Le Wonder of the Seas, qui, avec ses 236 857 tpl, 6 988 passagers, en plus des 2 300 membres d'équipage, et ses 362 m de long, est actuellement considéré comme le plus grand paquebot jamais construit. Il a entrepris le 4 mars son voyage inaugural au départ de Port Everglades, en Floride, plus de trois mois après avoir quitté les Chantiers de l'Atlantique et deux ans et trois mois de construction. Il naviguera dans les Caraïbes pendant quelques semaines avant d'être repositionné en Méditerranée pour l'été et de commencer un service à l'année au départ de Port Canaveral en novembre 2022. 

A quand les protocoles simplifiés

De façon quasi-simultanée, Costa Cruises a présenté son deuxième paquebot au GNL pour Costa après le Costa Smeralda et troisième avec celui de Aida. Avec ses 185 010 tpl et sa capacité d’accueil de 6 730 passagers (1 646 membres d'équipage), le Costa Toscana est légèrement plus grand que son ainé. Le nouveau fleuron a effectué son premier départ depuis Savone en Italie le 5 mars alors qu’il avait été livré par les chantiers finlandais Meyer Turku en décembre 2021. 

Mario Zanetti, président de Costa Cruises, espère que d’ici l'été 2022, l'ensemble de sa flotte, soit 12 navires, voguera « avec des protocoles de santé simplifiés qui permettront aux passagers de profiter pleinement des expériences à bord et à terre ».  

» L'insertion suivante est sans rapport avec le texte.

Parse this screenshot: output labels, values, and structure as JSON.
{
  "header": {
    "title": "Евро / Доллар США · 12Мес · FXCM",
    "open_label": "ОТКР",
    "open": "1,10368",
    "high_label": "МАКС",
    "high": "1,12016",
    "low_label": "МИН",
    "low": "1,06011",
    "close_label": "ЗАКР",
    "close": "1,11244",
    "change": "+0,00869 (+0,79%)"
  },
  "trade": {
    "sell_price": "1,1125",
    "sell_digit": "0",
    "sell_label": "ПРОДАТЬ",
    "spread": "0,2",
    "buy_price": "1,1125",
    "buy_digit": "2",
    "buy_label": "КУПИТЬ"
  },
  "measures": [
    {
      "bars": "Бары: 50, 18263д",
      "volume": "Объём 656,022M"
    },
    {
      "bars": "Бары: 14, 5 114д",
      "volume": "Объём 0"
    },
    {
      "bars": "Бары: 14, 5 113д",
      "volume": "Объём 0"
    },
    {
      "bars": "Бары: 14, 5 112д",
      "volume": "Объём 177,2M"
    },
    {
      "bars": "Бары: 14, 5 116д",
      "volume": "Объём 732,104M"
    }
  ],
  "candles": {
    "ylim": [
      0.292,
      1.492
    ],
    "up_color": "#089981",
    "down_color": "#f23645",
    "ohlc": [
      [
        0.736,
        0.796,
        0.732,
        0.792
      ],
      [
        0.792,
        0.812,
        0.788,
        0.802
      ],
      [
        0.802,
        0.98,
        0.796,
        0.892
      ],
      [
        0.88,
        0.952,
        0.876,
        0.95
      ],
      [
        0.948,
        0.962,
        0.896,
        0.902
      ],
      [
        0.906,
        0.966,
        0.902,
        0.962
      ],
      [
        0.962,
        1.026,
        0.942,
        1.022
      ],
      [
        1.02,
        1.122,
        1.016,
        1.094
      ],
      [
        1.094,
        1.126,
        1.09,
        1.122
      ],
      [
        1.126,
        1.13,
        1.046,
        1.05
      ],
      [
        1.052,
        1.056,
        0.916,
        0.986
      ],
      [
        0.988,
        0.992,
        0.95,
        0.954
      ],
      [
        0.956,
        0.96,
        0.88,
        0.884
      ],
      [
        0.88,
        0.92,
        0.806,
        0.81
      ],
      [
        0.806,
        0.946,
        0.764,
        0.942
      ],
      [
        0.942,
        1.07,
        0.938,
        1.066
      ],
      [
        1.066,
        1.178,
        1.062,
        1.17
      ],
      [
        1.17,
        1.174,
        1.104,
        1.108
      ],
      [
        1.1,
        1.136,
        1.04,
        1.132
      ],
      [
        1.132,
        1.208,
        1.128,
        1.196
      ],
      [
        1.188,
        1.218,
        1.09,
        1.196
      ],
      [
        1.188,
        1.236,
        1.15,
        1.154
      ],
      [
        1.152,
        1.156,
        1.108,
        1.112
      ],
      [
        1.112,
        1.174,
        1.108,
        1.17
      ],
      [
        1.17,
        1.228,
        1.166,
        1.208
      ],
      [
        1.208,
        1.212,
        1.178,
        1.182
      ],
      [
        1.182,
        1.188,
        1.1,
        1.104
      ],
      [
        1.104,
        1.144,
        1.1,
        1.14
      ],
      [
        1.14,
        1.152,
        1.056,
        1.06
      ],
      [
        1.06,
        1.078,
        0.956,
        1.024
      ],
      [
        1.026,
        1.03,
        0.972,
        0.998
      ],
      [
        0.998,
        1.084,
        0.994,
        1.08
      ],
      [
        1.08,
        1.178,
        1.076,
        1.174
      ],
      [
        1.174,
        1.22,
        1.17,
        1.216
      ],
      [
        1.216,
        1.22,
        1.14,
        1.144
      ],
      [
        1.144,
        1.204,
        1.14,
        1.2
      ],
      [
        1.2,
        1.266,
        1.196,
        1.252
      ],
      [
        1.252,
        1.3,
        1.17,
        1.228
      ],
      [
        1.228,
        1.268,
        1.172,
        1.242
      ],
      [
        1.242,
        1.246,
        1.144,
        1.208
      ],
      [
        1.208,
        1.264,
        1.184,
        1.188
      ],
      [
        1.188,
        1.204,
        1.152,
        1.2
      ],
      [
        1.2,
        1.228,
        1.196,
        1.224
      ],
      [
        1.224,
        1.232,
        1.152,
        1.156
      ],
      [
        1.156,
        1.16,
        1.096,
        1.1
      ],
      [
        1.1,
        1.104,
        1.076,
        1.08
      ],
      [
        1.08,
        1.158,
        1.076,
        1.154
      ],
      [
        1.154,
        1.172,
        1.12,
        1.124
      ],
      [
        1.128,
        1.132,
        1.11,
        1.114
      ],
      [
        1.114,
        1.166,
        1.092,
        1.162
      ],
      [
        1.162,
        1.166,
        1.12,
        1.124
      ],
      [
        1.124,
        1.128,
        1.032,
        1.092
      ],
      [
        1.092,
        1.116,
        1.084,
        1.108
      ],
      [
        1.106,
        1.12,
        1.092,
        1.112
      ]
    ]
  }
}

D’ici 2023, retour à la jauge de 2019 ?

Hors circonstances exceptionnelles, les compagnies s’attendent quasiment toutes à ce que leur flotte soit de nouveau en service d'ici cet été. Elles projettent d’ailleurs toutes de retrouver avant 2023 un flux de trésorerie positif et leur niveau de rentabilité ante-covidien.

« D’ici 2023, la croisière devrait retrouver les niveaux de 2019 puis les dépasser de 12 % en 2026 », assure Kelly Craighead, la secrétaire générale de la Clia. Elle se base sur un sondage que l’organisation professionnelle vient de réaliser. « L'intention de partir en croisière rebondit : 63 % des répondants juge "très probable" ou "probable" de partir en croisière dans les deux prochaines années. 69 % des personnes qui n'en ont jamais fait se disent prêtes à en faire », se conforte-t-elle. 

Pour stimuler l’envie d’embarquer, le porte-voix du secteur gage sur les effets positifs induits par les engagements de ses membres à opérer des croisières sans émissions de carbone d'ici 2050. Avant cela, d'ici à 2035, « tous les navires faisant escale dans des ports, où l'électricité à terre est disponible, éteindront leurs moteurs. Si le port n’est pas équipé, les navires utiliseront les technologies alternatives à faible émission de carbone. » 

Le secteur en est conscient. Une fois sorti du guet-apens Omicron et consorts, l’enjeu est bien celui de l’acceptation sociale de ses mastodontes dans les ports. C’est aussi à ce niveau que se joue son devenir. En agissant ainsi, comme le souligne Pierfrancesco Vago, président de la CLIA (MSC Cruises), « nous investissons dans notre avenir ».